Typical crops grown were barley, rye, and oats. In more southern regions of the Viking lands, especially Sweden, wheat was also grown. Oatmeal/porridge was an important source of fiber and a typical Viking dish that has survived and is popular in Scandinavian countries to this day.
Cultivated and wild vegetables, plants, and herbs
Believe it or not, Viking societies had a diet that was heavily plant-based. The lack of pastoral lands in the Nordics made herding animals difficult; thus, vegetables were an important source of fiber.
The most commonly grown vegetables were peas, cabbages, onions, and beans. These were all relatively low maintenance and could put up with the cold extremes of the Nordic north. It is believed that cabbage was first cultivated throughout the Nordic countries during the Viking Age.
Wild vegetables and plants were also an important part of the everyday diet in Viking societies. Wild celery (Angelica archangelica) grows all over Scandinavia, especially in the more mountainous regions. All of these wild plants – the stalk, the root, and the leaves – were eaten and used in cooking during the Viking Age. It even makes a mention in the saga of Olav Tryggvason.
Wild peas were also picked and then later cultivated. These were available throughout southern Norway. In the more coastal regions of Denmark and Sweden, sand leek and sea kale were plucked whilst "victory onions" (a type of wild onion) were plentiful in the Lofoten peninsula of northern Norway.

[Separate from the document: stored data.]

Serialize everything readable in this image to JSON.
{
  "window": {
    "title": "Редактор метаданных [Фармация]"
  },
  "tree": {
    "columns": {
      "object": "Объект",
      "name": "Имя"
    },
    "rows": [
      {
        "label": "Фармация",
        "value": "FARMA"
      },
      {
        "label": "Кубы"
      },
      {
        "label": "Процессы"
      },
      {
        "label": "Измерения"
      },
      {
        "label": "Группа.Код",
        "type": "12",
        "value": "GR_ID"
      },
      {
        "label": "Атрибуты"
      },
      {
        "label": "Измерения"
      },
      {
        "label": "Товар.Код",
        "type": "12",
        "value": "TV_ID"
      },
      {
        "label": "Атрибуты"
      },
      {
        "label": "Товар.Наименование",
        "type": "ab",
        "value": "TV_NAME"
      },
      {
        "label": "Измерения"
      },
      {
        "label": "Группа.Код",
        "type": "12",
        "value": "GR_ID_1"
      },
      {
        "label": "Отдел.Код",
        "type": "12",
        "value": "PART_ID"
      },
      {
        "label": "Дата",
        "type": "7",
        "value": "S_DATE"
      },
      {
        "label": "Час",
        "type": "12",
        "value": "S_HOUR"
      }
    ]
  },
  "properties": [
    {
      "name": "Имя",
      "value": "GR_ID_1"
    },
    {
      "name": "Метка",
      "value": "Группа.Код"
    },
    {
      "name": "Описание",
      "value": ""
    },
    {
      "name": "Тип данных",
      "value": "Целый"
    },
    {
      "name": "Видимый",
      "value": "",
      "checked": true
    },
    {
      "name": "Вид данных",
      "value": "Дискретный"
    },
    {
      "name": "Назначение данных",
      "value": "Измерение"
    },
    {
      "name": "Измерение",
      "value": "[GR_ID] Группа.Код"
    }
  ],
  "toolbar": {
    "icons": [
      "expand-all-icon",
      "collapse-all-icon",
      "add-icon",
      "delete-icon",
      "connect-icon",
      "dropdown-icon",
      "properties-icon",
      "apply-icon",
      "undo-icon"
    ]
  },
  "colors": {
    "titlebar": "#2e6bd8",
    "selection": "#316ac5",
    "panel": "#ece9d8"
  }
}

The meat was usually boiled; the day's main meal usually consisted of boiled meat and vegetable stew, called skause, which offered rich and hearty warm comfort food. Photo: FOYN / Unsplash
Meat: hunting, feasting, and for sacrificial purposes?
The majority of people in Viking societies were employed in some form of agricultural employment. People often had small plots of land to cultivate vegetables and often had a pig or a few chickens. Sheep, goats, and cattle were also herded and kept in larger settlements and cities.
The eating of meat was important for feasting on sacrificial and religious festivals and holidays or for celebrating important military victories. A feast often lasted days and involved large amounts of meat and beer or even wine. Rulers used feasts as a way to both solidify support and project power. The use of meat for sacrificial and religious reasons decreased as Viking societies started to adopt Christianity.
The importance of fish
One thing that all the Nordic countries have in common is that they all possess long coastlines. Fish was an important source of protein, fiber, and fatty oils. Whether caught and cooked or salted to preserve for those long voyages across the seas or even longer and colder winters, the backbone of the Viking diet was fish-based.
Dried fish – often cod – was a common snack in Viking societies. Fish was caught and then dried on wooden racks in the open air. Preserving fish this way gives it a "shelf life" of several years and makes it the perfect snack – or light meal – for either long voyages or through the dark and cold Nordic winters. One estimate is that fresh, seasonal fish was about a quarter of the diet in Viking societies.
Many of the recipes of the New Nordic cuisine movement, and the culinary traditions of Sweden, Iceland, Denmark, Norway, and Finland, have their roots in what was consumed in Viking societies. The diet of the Vikings appears to make a modern-day comeback thanks to modern Nordic chefs.